Traversals

How to convert a list of tasks into an asynchronous list, and similar problems.

This article is part of a series of articles about functor relationships. In a previous article you learned about natural transformations, and then how functors compose. You can skip several of them if you like, but you might find the one about functor compositions relevant. Still, this article can be read independently of the rest of the series.

You can go a long way with just a single functor or monad. Consider how useful C#'s LINQ API is, or similar kinds of APIs in other languages - typically map and flatMap methods. These APIs work exclusively with the List monad (which is also a functor). Working with lists, sequences, or collections is so useful that many languages have other kinds of special syntax specifically aimed at working with multiple values: List comprehension.

Asynchronous monads like Task<T> or F#'s Async<'T> are another kind of functor so useful in their own right that languages have special async and await keywords to compose them.

Sooner or later, though, you run into situations where you'd like to combine two different functors.

Lists and tasks #

It's not unusual to combine collections and asynchrony. If you make an asynchronous database query, you could easily receive something like Task<IEnumerable<Reservation>>. This, in isolation, hardly causes problems, but things get more interesting when you need to compose multiple reads.

Consider a query like this:

public static Task<Foo> Read(int id)

What happens if you have a collection of IDs that you'd like to read? This happens:

var ids = new[] { 42, 1337, 2112 };
IEnumerable<Task<Foo>> fooTasks = ids.Select(id => Foo.Read(id));

You get a collection of Tasks, which may be awkward because you can't await it. Perhaps you'd rather prefer a single Task that contains a collection: Task<IEnumerable<Foo>>. In other words, you'd like to flip the functors:

IEnumerable<Task<Foo>>
Task<IEnumerable<Foo>>

The top type is what you have. The bottom type is what you'd like to have.

The combination of asynchrony and collections is so common that .NET has special methods to do that. I'll briefly mention one of these later, but what's the general solution to this problem?

Whenever you need to flip two functors, you need a traversal.

Sequence #

As is almost always the case, we can look to Haskell for a canonical definition of traversals - or, as the type class is called: Traversable.

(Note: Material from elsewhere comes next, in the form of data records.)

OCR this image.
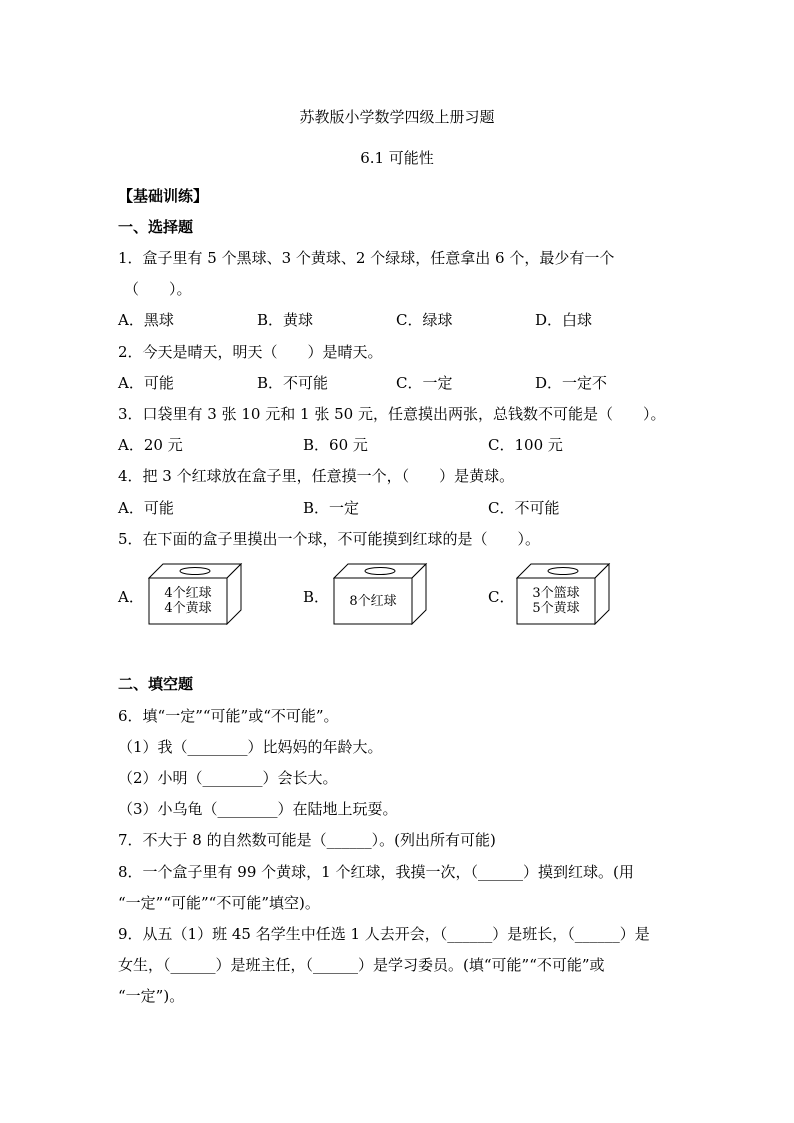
苏教版小学数学四级上册习题
6.1 可能性
【基础训练】
一、选择题
1．盒子里有 5 个黑球、3 个黄球、2 个绿球，任意拿出 6 个，最少有一个
（　　）。
A．黑球	B．黄球	C．绿球	D．白球
2．今天是晴天，明天（　　）是晴天。
A．可能	B．不可能	C．一定	D．一定不
3．口袋里有 3 张 10 元和 1 张 50 元，任意摸出两张，总钱数不可能是（　　）。
A．20 元	B．60 元	C．100 元
4．把 3 个红球放在盒子里，任意摸一个，（　　）是黄球。
A．可能	B．一定	C．不可能
5．在下面的盒子里摸出一个球，不可能摸到红球的是（　　）。
A．	4个红球
4个黄球
B．	8个红球	C．	3个篮球
5个黄球
二、填空题
6．填“一定”“可能”或“不可能”。
（1）我（________）比妈妈的年龄大。
（2）小明（________）会长大。
（3）小乌龟（________）在陆地上玩耍。
7．不大于 8 的自然数可能是（______）。(列出所有可能)
8．一个盒子里有 99 个黄球，1 个红球，我摸一次，（______）摸到红球。(用
“一定”“可能”“不可能”填空)。
9．从五（1）班 45 名学生中任选 1 人去开会，（______）是班长，（______）是
女生，（______）是班主任，（______）是学习委员。(填“可能”“不可能”或
“一定”)。
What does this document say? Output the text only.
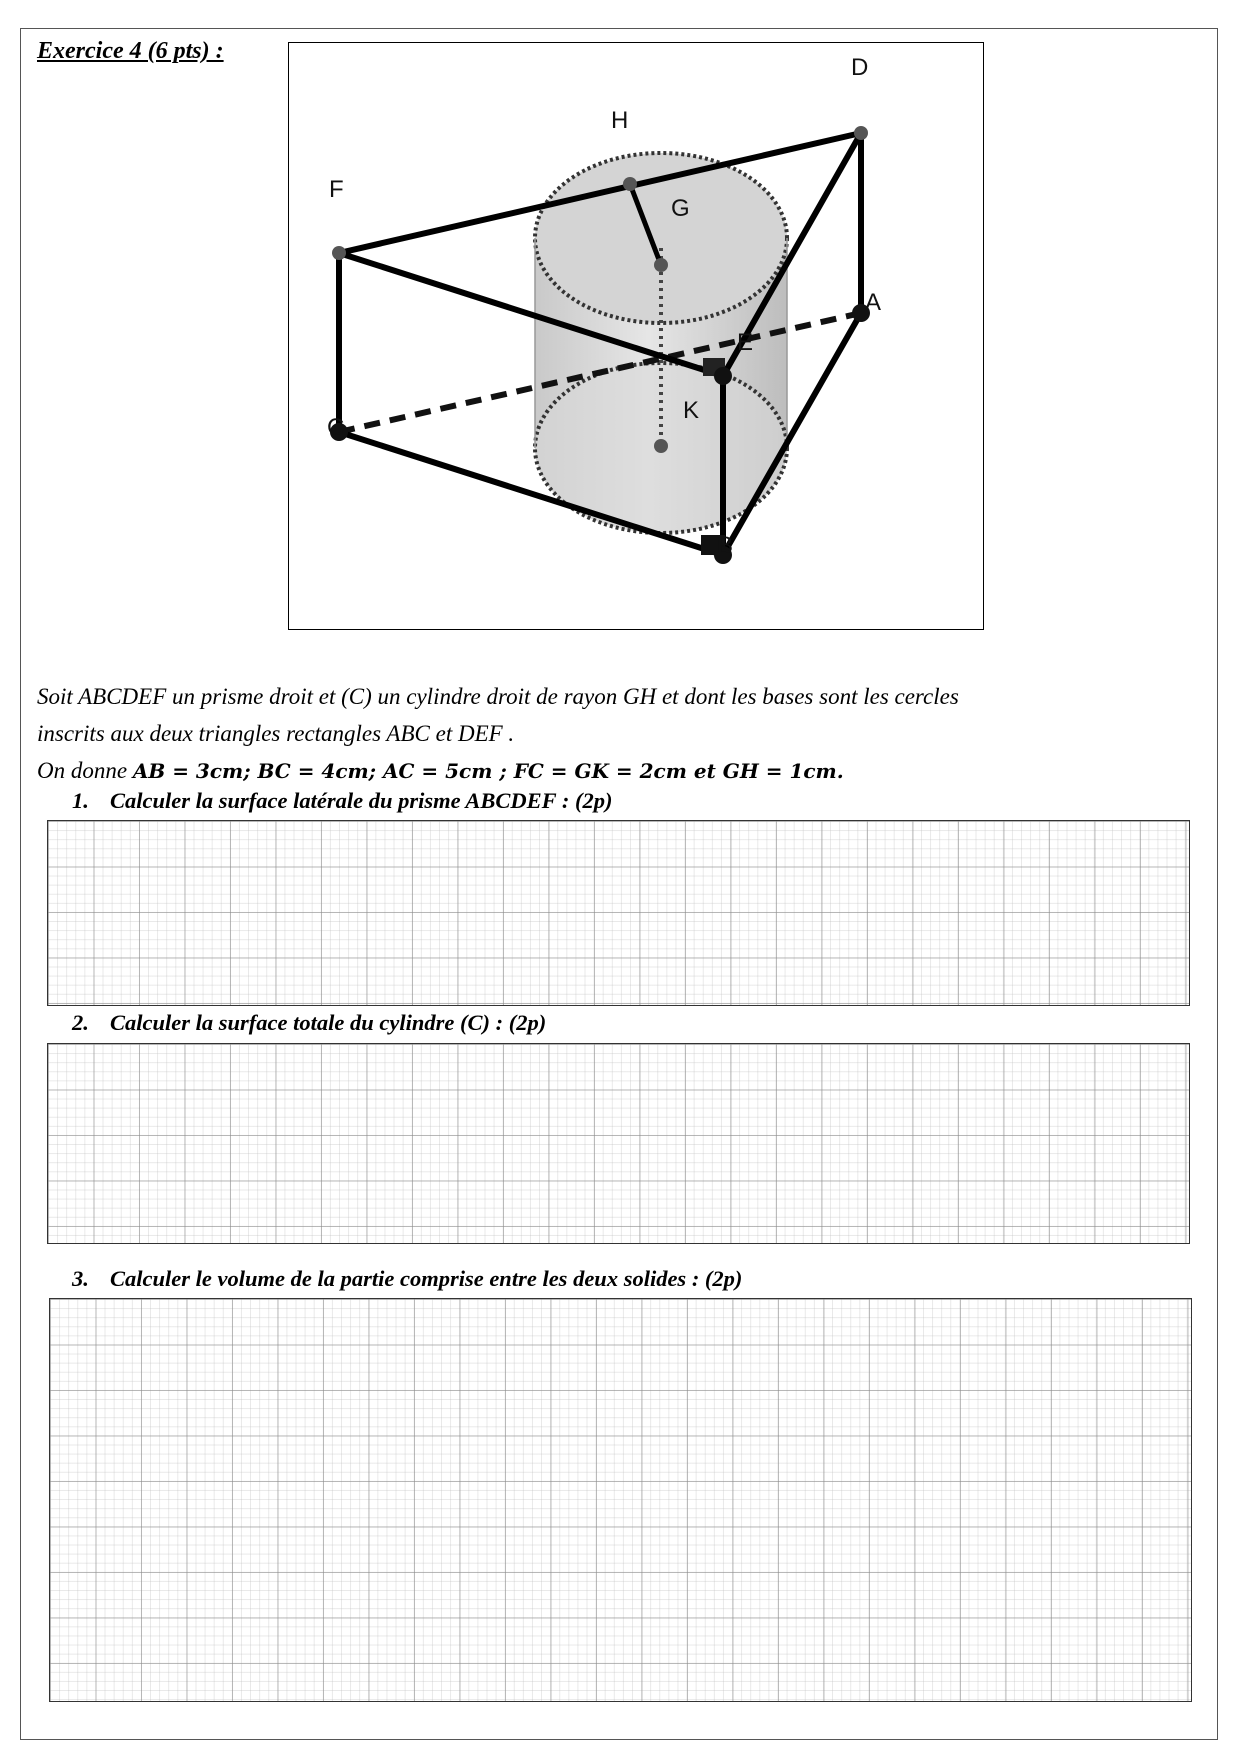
Exercice 4 (6 pts) :
D
H
F
G
A
E
K
C
B

Soit ABCDEF un prisme droit et (C) un cylindre droit de rayon GH et dont les bases sont les cercles

inscrits aux deux triangles rectangles ABC et DEF .

On donne AB = 3cm; BC = 4cm; AC = 5cm ; FC = GK = 2cm et GH = 1cm.

1. Calculer la surface latérale du prisme ABCDEF : (2p)
2. Calculer la surface totale du cylindre (C) : (2p)
3. Calculer le volume de la partie comprise entre les deux solides : (2p)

A traversable functor is a functor that enables you to flip that functor and another functor, like the above C# example. In more succinct syntax:

t (f a) -> f (t a)

Here, t symbolises any traversable functor (like IEnumerable<T> in the above C# example), and f is another functor (like Task<T>, above). By flipping the functors I mean making t and f change places; just like IEnumerable and Task, above.

Thinking of functors as containers we might depict the function like this:

Nested functors depicted as concentric circles. To the left the circle t contains the circle f that again contains the circle a. To the right the circle f contains the circle t that again contains the circle a. An arrow points from the left circles to the right circles.

To the left, we have an outer functor t (e.g. IEnumerable) that contains another functor f (e.g. Task) that again 'contains' values of type a (in C# typically called T). We'd like to flip how the containers are nested so that f contains t.

Contrary to what you might expect, the function that does that isn't called traverse; it's called sequence. (For those readers who are interested in Haskell specifics, the function I'm going to be talking about is actually called sequenceA. There's also a function called sequence, but it's not as general. The reason for the odd names are related to the evolution of various Haskell type classes.)

The sequence function doesn't work for any old functor. First, t has to be a traversable functor. We'll get back to that later. Second, f has to be an applicative functor. (To be honest, I'm not sure if this is always required, or if it's possible to produce an example of a specific functor that isn't applicative, but where it's still possible to implement a sequence function. The Haskell sequenceA function has Applicative f as a constraint, but as far as I can tell, this only means that this is a sufficient requirement - not that it's necessary.)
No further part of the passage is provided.